Housing Market Trends

The adoption of hydraulic fracking in North Dakota, Pennsylvania and Texas has been a game changer; these states have helped turn the U.S. into an energy power house and in turn have received the benefits of faster economic and job growth as well as higher wages. It is then unsurprising that the housing crisis was less severe in these states or had little effect at all. When people are gainfully employed, secure in their jobs, and expecting their incomes to rise, they are more likely to be interested in homeownership and able to afford it.     

The bust of the housing bubble led to widespread declines in house prices starting in 2006, concurrent with the start of the fracking boom. Nationally, this halted new home construction, causing many in the industry to lose their jobs. The major producers were not immune from the housing crisis, yet the trajectory of their markets was on average less volatile. Their housing recovery has further proceeded more quickly than the rest of the country.

FIGURE 7. HOUSE PRICE INDEX (YoY% CHANGE)

Figure 7 shows year-over-year growth in house prices. On average, increases in the major energy producers were less exuberant heading into the recession, which is shaded dark gray. When house prices did begin to decline, they never changed on a year-over-year basis by more than -1.6 percent in contrast to the major energy importers, which noted drops of up to 15.6 percent during the recession. House prices also began to increase earlier in the major producer states, turning positive in July 2011 and staying that way for the past 3 years. Prices did not begin to grow nationally or for the energy importing states until August 2012.

Nationally, while prices have risen since hitting bottom in 2012, construction has yet to pick up. Homebuilding has virtuous effects on the economy, employing workers and spurring the purchase of a variety of goods (e.g., lumber, appliances, furniture). Yet buoyed by growth in the energy sector, prices and construction jobs in the major producing states are higher than they were prior to the recession. Table 2 shows growth in permits, prices, and construction jobs, three important tools to gauge the status of housing markets.
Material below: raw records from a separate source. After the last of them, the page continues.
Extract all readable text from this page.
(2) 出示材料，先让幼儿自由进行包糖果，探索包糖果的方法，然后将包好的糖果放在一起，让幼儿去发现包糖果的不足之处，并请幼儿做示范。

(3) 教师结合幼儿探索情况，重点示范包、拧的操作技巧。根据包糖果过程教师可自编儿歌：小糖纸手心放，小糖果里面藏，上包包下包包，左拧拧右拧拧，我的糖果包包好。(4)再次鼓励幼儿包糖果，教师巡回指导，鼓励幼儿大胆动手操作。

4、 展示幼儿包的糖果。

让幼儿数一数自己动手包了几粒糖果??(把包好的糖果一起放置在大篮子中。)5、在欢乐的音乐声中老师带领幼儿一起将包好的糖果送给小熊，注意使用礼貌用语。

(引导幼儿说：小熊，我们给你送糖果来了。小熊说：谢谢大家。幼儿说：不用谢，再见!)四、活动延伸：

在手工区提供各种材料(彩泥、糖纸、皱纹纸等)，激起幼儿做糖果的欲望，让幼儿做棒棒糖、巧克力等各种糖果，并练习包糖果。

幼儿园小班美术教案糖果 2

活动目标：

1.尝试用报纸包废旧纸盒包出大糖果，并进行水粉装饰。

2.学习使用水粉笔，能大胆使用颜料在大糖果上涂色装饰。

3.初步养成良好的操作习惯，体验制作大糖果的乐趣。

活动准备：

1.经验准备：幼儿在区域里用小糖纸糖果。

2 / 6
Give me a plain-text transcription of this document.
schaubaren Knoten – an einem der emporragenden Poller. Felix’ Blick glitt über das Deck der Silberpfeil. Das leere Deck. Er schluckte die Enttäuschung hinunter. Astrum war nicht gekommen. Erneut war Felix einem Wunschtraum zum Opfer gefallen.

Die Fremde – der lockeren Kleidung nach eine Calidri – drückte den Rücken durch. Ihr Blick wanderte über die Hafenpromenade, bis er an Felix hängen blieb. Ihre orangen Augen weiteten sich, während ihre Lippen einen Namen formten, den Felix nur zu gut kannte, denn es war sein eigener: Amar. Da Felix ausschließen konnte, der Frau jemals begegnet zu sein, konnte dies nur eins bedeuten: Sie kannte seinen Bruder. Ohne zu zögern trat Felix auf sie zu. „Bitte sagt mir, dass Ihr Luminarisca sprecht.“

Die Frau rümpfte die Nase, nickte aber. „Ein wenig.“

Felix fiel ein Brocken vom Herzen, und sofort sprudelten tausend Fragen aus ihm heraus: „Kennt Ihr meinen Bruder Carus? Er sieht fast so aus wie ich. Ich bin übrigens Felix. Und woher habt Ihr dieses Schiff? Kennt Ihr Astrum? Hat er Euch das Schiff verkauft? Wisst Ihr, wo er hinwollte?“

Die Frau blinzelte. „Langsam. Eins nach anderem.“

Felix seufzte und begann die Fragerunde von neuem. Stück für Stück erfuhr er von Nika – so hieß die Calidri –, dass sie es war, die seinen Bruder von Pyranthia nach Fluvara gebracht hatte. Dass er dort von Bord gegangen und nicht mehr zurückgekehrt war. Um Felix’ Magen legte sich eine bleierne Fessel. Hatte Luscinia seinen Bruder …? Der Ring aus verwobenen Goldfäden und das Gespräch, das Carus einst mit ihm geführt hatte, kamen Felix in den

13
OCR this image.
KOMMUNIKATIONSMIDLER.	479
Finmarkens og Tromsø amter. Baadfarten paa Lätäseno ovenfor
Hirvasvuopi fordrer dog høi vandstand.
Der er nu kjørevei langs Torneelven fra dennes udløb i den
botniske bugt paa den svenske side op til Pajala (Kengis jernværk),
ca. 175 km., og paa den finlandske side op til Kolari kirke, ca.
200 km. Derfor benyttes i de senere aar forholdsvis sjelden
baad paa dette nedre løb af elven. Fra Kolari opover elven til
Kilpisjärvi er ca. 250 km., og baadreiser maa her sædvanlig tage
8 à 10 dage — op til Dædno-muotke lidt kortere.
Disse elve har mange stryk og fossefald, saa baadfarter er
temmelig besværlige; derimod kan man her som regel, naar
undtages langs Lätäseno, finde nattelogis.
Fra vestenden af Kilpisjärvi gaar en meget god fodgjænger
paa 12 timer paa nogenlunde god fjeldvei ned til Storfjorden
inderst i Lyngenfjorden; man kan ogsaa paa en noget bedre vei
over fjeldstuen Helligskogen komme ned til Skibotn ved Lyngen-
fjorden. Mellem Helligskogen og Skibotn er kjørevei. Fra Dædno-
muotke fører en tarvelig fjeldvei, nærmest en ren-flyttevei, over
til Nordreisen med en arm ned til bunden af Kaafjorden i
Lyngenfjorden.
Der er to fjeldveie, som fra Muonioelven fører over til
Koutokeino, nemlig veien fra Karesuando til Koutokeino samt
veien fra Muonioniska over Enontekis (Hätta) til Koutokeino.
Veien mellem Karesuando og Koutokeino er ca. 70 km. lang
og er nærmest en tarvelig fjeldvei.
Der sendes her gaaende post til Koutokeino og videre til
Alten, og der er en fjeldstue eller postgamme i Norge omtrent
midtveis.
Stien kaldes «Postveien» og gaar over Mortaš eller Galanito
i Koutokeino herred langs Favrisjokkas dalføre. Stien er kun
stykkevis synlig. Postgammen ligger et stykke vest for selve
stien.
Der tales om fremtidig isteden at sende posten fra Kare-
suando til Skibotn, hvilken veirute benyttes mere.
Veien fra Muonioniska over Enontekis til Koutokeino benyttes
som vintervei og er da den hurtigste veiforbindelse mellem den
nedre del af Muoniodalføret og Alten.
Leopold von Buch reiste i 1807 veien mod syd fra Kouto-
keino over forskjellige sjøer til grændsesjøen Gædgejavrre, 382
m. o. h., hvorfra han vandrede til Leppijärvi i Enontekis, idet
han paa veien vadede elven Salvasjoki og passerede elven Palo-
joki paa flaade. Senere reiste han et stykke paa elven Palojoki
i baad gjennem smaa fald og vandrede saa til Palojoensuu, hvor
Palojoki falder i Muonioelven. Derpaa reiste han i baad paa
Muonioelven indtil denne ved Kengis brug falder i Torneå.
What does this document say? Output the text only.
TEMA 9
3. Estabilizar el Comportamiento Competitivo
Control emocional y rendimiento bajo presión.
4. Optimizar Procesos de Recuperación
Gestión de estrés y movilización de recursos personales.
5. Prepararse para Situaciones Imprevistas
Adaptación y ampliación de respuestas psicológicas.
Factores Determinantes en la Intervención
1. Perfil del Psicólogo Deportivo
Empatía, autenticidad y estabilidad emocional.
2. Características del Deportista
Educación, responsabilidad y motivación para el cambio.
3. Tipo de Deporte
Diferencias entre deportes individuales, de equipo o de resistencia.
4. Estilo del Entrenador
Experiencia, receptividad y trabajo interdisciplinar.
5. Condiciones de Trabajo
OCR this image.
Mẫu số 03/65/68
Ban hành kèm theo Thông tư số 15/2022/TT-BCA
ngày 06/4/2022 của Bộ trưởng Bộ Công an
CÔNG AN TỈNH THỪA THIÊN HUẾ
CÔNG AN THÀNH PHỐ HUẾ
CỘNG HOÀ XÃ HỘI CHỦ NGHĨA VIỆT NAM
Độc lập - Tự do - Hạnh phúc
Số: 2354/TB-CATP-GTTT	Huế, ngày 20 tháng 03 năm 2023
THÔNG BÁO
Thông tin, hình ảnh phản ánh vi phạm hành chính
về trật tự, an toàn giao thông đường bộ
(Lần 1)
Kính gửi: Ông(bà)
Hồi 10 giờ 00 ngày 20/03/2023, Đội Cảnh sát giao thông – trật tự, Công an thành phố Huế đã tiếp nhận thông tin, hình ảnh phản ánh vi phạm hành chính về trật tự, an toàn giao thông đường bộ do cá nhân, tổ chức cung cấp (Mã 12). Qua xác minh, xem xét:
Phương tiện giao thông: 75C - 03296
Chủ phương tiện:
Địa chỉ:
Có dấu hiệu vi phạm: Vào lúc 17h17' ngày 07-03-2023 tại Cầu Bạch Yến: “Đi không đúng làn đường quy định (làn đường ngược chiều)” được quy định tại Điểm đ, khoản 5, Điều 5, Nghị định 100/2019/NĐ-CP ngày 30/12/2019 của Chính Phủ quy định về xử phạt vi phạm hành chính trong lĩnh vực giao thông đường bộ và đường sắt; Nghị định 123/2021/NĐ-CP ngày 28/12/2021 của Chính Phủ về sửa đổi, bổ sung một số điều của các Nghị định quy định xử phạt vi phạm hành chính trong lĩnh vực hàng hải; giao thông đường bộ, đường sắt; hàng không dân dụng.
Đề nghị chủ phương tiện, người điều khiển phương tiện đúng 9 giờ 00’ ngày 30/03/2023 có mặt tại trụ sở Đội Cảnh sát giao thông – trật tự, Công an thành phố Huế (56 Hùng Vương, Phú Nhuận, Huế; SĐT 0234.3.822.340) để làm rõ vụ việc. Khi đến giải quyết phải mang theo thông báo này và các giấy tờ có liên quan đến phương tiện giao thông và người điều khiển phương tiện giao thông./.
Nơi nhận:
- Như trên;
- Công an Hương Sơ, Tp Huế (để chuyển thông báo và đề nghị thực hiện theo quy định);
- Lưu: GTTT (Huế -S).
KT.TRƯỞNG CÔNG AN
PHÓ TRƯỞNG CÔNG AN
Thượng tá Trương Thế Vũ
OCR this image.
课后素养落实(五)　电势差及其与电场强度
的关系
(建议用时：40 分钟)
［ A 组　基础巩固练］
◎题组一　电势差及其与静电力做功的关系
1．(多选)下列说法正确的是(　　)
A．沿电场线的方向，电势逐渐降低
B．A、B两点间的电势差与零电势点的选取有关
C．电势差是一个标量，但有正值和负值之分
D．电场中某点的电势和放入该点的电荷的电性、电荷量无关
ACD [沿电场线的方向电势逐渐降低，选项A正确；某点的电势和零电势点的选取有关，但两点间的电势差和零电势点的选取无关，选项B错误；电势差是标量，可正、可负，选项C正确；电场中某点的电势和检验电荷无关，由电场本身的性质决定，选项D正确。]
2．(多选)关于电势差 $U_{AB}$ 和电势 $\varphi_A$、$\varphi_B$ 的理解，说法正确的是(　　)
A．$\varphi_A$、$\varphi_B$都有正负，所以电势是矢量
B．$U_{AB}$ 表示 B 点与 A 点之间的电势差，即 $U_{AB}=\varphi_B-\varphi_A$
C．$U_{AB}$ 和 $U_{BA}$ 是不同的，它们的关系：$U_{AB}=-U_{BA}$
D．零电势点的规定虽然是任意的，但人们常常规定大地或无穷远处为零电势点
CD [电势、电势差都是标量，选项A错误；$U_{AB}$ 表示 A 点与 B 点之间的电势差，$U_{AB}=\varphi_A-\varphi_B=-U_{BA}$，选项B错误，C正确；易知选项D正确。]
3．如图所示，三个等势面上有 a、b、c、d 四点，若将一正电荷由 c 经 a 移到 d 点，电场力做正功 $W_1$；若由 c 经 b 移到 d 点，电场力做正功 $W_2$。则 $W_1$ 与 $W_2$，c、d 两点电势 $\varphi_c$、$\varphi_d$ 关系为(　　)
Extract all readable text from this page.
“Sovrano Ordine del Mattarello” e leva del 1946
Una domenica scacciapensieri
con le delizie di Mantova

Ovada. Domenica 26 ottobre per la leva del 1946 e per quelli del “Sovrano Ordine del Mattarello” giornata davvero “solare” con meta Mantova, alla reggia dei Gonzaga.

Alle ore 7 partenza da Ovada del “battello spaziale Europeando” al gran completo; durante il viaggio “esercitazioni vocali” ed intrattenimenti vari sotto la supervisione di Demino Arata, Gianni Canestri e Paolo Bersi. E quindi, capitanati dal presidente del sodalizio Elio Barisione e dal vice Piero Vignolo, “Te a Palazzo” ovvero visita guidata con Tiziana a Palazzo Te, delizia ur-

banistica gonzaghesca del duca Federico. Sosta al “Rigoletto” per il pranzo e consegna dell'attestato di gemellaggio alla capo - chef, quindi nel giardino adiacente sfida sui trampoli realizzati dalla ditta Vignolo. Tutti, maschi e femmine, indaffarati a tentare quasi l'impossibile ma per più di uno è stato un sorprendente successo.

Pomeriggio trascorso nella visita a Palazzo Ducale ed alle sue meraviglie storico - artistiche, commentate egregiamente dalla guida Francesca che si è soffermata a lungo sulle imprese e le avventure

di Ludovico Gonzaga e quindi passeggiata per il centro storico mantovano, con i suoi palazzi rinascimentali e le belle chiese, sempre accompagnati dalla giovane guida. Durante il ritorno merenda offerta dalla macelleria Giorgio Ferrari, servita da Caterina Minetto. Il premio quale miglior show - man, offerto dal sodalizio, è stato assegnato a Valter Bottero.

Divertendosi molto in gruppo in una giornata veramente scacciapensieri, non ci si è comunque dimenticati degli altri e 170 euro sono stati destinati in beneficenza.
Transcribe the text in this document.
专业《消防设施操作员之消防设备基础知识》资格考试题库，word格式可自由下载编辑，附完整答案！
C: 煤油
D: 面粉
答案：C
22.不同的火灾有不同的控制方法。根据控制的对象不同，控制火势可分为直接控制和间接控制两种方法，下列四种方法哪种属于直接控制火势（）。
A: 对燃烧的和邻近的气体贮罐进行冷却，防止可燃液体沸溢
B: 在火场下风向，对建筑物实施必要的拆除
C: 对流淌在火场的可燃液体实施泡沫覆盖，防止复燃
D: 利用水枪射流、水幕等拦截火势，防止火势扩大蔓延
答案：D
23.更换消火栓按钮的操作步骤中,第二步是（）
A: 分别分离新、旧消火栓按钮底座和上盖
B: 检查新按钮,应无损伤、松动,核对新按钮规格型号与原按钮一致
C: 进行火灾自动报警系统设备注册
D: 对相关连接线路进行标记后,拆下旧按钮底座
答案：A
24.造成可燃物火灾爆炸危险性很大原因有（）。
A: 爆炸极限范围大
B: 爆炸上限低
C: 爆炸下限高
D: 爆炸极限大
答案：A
TABLE 2. HOUSING MARKET INDICATORS

(% CHANGE FROM PRE-RECESSION AVERAGE TO 2013)

 

MAJOR PRODUCERS

MAJOR IMPORTERS

USA

TOTAL HOUSING PERMITS

-25.4%

-55%

-47.6%

     SINGLE-FAMILY

-40.1

-65%

-56.2%

     MULTIFAMILY

24%

-30.5%

-19.8%

HOUSE PRICE INDEX

17.7%

-19.7%

-11.4%

CONSTRUCTION JOBS

0.7%

-28.9%

-3.9%

Source: U.S. Census Bureau; Freddie Mac; Bureau of Labor Statistics

 

The monthly average of prices and construction employment in 2013 among major producers exceeds their average before the recession. Single-family permits, traditional standalone homes, have been slow to recover around the country, and the same is true for the energy producers. However, multifamily permits stood 24 percent higher in 2013 than they did prior to the recession. For every major indicator, the energy producers are closer to recovery than the nation, on average. And for every major indicator, major energy importing states lag improvements in their housing markets when compared to nation as a whole.

Conclusion

The energy boom, spurred by breakthroughs in fracking and pro-growth state policies, created hundreds of thousands of jobs in a few crucial states. These jobs represent just a small fraction of employment growth and earnings, nationally, yet the trends are clear. The major producers – Pennsylvania, North Dakota, and Texas – were much better able to absorb and recover from the housing bubble and Great Recession than the major importers.

This provides us a valuable lesson. As the U.S. increases energy production and begins exporting more oil and natural gas to international partners, it insulates the economy from major international perturbations. Like the major producers, we hedge against a future economic downturn. Policies that discourage energy development – by prohibiting exports, restricting access to public lands, or making exploration and development cost prohibitive – jeopardize growth and increase the vulnerability of our domestic economy.